La Scozia e il referendum, il racconto dell’ 'inviato’ Jelmini: “Un popolo fiero, con un grande desiderio di indipendenza”

Il 18 settembre si deciderà l’esito di una votazione, comunque vada, storica. Ma che aria si respira fra gli abitanti della, per ora, seconda più grande nazione del Regno? A raccontarlo è il capogruppo PPD, ‘sul posto’ per le vacanze agli inizi di agosto

LUGANO – È ormai imminente il voto del referendum in Scozia: il 18 settembre i cittadini saranno chiamati alle urne per decidere della loro indipendenza da Londra. Un referendum storico che, qualunque ne sia l’esito, segnerà certamente un punto di svolta in centinaia di anni di rivendicazioni e a cui molti movimenti indipendentisti guardano con interesse.
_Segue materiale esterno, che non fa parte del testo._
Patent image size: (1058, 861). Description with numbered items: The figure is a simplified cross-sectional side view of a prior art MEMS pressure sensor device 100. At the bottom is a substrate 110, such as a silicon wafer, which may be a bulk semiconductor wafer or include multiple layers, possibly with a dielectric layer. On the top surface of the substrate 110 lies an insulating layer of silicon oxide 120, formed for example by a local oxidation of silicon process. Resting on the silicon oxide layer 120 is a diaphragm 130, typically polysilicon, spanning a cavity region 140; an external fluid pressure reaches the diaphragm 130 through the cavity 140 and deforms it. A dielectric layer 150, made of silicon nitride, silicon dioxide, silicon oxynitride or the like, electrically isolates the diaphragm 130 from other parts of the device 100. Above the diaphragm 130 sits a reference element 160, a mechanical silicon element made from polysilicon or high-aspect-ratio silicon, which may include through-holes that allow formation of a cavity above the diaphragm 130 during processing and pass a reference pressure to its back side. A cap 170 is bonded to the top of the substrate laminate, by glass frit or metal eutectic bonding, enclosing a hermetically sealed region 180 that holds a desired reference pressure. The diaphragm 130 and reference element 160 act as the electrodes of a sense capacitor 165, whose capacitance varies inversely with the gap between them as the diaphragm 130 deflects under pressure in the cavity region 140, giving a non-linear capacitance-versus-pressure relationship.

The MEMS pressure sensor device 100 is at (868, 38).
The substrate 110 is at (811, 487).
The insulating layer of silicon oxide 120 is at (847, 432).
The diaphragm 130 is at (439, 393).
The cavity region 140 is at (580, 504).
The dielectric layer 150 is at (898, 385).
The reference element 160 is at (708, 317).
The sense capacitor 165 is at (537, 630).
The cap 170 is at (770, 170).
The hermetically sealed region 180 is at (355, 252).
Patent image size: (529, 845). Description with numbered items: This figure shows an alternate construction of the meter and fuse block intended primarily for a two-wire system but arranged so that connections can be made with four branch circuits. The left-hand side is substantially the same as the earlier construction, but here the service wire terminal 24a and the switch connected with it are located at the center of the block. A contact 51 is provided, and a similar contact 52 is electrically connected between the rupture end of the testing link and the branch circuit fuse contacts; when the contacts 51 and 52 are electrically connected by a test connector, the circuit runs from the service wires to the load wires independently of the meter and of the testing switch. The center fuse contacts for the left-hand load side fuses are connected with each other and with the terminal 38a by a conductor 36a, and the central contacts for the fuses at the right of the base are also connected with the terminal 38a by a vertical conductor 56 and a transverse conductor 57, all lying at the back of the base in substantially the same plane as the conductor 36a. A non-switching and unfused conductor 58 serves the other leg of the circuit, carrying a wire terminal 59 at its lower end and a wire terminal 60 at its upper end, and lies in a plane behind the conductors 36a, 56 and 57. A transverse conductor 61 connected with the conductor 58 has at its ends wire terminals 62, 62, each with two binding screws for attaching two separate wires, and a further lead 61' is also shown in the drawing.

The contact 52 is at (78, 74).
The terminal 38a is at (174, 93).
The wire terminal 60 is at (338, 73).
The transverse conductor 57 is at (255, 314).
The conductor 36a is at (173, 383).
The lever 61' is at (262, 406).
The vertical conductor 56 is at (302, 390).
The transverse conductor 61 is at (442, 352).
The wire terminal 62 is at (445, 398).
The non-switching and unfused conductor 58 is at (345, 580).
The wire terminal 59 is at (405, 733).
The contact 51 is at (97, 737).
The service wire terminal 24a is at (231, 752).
Le notizie che arrivano dall’Inghilterra vedono configurarsi un testa a testa fra i due schieramenti. A due giorni dal voto, i giochi sembrano essere ancora totalmente aperti, nonostante Londra e il mondo economico minaccino uno scenario catastrofico per la futura Scozia indipendente. Ma che aria si respira fra gli abitanti della, per ora, seconda più grande nazione del Regno Unito? È quanto abbiamo chiesto a Lorenzo Jelmini, inviato speciale e per caso durante le sue due settimane di vacanza in Scozia agli inizi di agosto.

A un mese dal voto, ci racconta, “l’aria era piuttosto tranquilla. Nella stessa situazione, credo che noi lo affronteremmo in modo molto più sanguigno, invece ho trovato che gli scozzesi vivano il referendum in maniera molto pacata. Non abbiamo incontrato grandi manifestazioni o gente che si scaldava nei pub sull’argomento”.

E ad aver colpito Jelmini è anche la linea adottata dai fautori dell’indipendenza, con una scelta per la campagna di voto proprio nel segno di questa pacatezza. “Viaggiando abbiamo incontrato solo cartelli dei sostenitori del referendum. Un semplice ‘YES’ scritto in bianco su sfondo blu, i colori della Scozia. Li abbiamo visti ovunque, ma erano presenti soprattutto nelle zone più rurali. Un simbolo semplice e immediato che ben traduce il desiderio mai sopito di indipendenza del popolo scozzese e la sua fierezza per quello che sono la sua storia e le sue tradizioni”.

E dato che tocchiamo l’argomento dello spirito scozzese, una domanda ‘di colore’ è d’obbligo: gli scozzesi son noti, oltre che per la loro grande fierezza, anche per la loro altrettanto grande tirchieria. E allora, è vero che sono i ‘genovesi’ del Nord? “Devo dire che non abbiamo percepito questo lato da ‘braccine corte’. Anzi abbiamo trovato grande ospitalità”.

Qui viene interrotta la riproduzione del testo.